Dans une tribune publiée dans le journal Le Monde, la chercheuse en science de gestion, Sandra Laporte, explique la raison pour laquelle le surpoids et l’obésité touchent surtout les sociétés les plus inégalitaires.

La pandémie actuelle a accentué les risques de santé associés au surpoids. En effet, selon l’OMS, la moitié des patients en réanimation souffrait d’obésité. « Dans les sociétés développées, le surpoids et l’obésité touchent particulièrement les plus pauvres car la nourriture calorique procure un réconfort émotionnel pour faire face au stress », explique Sandra Laporte, chercheuse en science de gestion*. « Les résultats de nos expériences mettent en évidence le fait que le sentiment d’être plus pauvre que son entourage, autrement dit l’insatisfaction financière provoquée par des inégalités sociales évidentes, suffit à déclencher un désir d’aliments très caloriques », peut-on lire dans sa tribune au Monde.

« Ce phénomène psychologique méconnu peut expliquer la prévalence particulièrement élevée de l’obésité dans les sociétés inégalitaires, en particulier celles où l’argent des plus nantis s’expose en permanence aux yeux de tous, notamment par les médias et les médias sociaux », poursuit Sandra Laporte.

La chercheuse en science de gestion a même organisé une expérience sur le sujet. Au cours de celle-ci, un échantillon de participants était mis dans une situation dans laquelle l’argent dont ils disposaient était d’un montant inférieur à leurs pairs. Dans les deux cas, des plats leurs ont été offerts et de manière récurrente, ceux qui étaient en « insatisfaction financière » ont exprimé une préférence pour les options les plus caloriques.

Mais pourquoi ?

Pour Sandra Laporte, il s’agit d’un réflexe issu de l’évolution de l’espèce humaine. « La perception d’avoir moins que les autres pousse à accumuler des réserves pour faire face aux mauvais jours », peut-on lire sur sa tribune au Monde.  Elle prend ainsi pour exemple les Etats-Unis. « Un des pays les plus inégalitaires au monde selon l’index statistique de Gini (…). Des travaux récents menés dans l’Etat de New York ont mis en évidence la prévalence particulièrement forte de l’obésité dans des zones géographiques caractérisées par des inégalités extrêmes », analyse cette dernière.
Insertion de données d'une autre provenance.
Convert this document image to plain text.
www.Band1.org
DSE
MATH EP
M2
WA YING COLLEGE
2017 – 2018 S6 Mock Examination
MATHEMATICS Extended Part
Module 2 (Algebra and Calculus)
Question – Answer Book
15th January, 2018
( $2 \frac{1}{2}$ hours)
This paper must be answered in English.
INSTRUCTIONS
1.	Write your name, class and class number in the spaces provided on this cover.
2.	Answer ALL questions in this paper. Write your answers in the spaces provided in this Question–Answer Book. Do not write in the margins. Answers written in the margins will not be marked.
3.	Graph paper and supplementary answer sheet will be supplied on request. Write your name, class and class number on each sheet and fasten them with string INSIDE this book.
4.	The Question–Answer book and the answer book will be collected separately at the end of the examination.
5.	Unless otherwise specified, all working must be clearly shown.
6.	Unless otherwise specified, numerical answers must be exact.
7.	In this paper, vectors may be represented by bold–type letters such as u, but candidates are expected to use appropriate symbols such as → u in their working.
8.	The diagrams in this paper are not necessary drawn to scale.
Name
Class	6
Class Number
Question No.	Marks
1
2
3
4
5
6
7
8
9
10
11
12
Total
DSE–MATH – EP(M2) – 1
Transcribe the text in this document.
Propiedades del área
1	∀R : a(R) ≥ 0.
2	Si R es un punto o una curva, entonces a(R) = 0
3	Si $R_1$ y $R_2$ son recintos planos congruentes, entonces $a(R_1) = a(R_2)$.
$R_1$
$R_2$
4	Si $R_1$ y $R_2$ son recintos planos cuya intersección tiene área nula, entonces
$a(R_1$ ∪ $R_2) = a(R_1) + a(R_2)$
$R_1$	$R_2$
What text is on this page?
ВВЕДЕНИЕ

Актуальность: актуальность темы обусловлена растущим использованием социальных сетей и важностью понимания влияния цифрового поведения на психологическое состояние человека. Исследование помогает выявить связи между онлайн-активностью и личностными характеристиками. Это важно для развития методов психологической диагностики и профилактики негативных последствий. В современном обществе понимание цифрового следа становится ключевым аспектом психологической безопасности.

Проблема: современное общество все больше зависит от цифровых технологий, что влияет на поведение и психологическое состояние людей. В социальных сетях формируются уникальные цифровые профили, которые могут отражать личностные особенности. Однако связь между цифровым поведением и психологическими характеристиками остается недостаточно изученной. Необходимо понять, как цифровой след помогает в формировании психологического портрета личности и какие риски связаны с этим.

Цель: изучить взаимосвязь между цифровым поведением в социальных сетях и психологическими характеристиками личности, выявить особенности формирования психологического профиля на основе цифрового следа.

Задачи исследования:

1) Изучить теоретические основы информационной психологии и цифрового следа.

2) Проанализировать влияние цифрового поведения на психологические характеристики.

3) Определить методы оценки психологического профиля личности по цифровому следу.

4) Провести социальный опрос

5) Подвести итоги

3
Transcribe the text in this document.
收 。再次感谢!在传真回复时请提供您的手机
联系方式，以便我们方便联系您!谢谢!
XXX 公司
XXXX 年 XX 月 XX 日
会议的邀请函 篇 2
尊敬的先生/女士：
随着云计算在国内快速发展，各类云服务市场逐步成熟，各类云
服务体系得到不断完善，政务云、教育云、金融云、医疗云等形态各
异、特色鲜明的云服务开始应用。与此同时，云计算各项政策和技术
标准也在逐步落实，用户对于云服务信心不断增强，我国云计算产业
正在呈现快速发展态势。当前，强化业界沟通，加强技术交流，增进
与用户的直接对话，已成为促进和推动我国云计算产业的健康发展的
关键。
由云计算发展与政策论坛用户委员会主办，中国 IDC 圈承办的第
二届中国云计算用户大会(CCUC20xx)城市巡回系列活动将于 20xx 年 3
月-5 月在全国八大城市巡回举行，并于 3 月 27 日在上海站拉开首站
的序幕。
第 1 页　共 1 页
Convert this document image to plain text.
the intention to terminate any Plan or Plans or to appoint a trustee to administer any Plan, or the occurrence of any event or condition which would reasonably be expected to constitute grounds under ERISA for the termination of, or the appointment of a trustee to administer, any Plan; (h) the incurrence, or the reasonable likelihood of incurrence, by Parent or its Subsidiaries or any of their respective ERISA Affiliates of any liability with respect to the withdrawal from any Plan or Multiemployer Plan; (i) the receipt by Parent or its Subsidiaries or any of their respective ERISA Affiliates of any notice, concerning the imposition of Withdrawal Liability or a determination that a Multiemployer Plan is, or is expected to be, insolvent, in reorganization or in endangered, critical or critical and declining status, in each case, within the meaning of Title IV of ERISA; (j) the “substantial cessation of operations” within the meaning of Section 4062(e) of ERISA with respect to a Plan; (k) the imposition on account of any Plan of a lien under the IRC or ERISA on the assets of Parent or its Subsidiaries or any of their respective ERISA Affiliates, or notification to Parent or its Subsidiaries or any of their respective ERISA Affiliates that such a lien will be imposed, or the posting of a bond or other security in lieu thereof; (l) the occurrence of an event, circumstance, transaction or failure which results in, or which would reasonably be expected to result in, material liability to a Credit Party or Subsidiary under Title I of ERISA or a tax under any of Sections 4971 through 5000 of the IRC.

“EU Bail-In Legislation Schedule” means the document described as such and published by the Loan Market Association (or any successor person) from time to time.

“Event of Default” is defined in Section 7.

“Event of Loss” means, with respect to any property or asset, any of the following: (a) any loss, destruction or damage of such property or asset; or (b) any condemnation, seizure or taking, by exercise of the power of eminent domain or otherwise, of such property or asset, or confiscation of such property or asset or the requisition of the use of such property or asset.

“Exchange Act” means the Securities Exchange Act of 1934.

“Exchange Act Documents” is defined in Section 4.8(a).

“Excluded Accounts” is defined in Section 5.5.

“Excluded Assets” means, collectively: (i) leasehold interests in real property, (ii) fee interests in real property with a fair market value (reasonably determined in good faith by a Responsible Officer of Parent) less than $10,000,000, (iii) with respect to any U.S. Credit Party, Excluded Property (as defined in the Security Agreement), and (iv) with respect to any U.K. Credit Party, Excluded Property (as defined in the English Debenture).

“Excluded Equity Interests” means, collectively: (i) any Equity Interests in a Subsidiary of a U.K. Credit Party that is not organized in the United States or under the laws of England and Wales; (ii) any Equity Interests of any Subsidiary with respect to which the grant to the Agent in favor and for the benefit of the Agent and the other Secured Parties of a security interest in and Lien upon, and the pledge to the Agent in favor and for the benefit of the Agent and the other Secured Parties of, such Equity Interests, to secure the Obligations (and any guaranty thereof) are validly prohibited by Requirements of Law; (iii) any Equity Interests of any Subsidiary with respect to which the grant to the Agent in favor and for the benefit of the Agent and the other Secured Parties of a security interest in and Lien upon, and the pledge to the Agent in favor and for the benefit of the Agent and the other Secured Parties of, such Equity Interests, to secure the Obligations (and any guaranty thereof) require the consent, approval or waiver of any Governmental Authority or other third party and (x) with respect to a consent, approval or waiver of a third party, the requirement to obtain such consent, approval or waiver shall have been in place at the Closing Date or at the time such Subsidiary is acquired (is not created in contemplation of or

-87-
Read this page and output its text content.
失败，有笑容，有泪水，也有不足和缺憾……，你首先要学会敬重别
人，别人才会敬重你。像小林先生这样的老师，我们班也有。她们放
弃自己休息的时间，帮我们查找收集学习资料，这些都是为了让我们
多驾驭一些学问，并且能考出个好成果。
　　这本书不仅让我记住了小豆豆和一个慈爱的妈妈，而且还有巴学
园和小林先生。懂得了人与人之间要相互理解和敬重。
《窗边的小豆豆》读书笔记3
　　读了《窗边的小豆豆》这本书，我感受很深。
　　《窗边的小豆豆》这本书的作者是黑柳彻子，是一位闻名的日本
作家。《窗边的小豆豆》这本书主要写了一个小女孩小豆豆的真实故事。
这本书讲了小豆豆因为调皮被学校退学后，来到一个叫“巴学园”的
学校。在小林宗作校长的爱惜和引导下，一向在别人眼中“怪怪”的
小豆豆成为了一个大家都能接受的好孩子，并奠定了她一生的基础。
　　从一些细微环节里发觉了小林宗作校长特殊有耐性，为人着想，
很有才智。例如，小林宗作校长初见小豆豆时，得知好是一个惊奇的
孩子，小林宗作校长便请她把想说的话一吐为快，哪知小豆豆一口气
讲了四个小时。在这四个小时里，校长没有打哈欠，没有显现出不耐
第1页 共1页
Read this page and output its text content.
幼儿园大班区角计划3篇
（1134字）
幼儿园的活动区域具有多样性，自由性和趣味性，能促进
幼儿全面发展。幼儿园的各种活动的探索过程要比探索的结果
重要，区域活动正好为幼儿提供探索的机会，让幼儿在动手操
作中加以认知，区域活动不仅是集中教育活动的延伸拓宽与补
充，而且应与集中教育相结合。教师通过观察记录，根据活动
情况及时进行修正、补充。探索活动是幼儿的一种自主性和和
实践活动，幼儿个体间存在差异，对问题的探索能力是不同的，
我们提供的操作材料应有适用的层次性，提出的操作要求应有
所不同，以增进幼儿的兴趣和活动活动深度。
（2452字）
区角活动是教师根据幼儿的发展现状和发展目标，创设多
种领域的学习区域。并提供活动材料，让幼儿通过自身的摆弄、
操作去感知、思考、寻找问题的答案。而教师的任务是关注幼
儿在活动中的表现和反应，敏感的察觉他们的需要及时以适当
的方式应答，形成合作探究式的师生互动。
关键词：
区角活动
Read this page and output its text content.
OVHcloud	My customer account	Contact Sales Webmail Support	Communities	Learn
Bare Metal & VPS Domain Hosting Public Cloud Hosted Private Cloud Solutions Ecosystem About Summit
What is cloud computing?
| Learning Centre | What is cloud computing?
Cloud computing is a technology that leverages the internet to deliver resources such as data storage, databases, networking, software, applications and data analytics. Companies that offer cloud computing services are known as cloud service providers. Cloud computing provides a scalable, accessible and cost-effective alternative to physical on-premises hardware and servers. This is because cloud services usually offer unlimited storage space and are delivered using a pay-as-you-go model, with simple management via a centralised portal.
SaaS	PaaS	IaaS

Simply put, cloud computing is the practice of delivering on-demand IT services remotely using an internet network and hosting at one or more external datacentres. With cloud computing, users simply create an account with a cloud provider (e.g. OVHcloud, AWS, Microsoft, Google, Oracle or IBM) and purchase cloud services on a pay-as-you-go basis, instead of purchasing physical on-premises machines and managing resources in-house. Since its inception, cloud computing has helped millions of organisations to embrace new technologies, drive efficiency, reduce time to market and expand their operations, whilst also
Dans le pays, « l’explosion des inégalités qui caractérise l’histoire économique américaine des cinquante dernières années, combinée à la comparaison sociale permanente qui sévit sur les réseaux sociaux, a pu contribuer à l’aggravation continue d’un phénomène très alarmant pour la santé publique », souligne également Sandra Laporte avant d’ajouter « L’impact des inégalités sociales sur la santé est considérable de manière générale. Ainsi, l’espérance de vie moyenne d’un américain est aujourd’hui inférieure de quatre ans à celle d’un individu évoluant dans une société plus égalitaire, comme la France ».

Informer les consommateurs des calories est contre-productif

La chercheuse en science de gestion souligne ainsi qu’il est contre-productif de dissuader les individus en insatisfaction financière en les informant des calories excessives. Pour cette dernière « une approche contre-intuitive, mais qui mérite d’être testée, consisterait plutôt à vanter le caractère particulièrement nourrissant d’aliments alternatifs à très haute valeur nutritive, qui pourraient remplacer avec profit la « junk food », trop riche en sucre et en gras ».

* A Wallet Full of Calories : The Effect of Financial Dissatisfaction on the Desire for Food Energy », Sandra Laporte et Barbara Briers, « Journal of Marketing Research » n° 50/6, décembre 2013.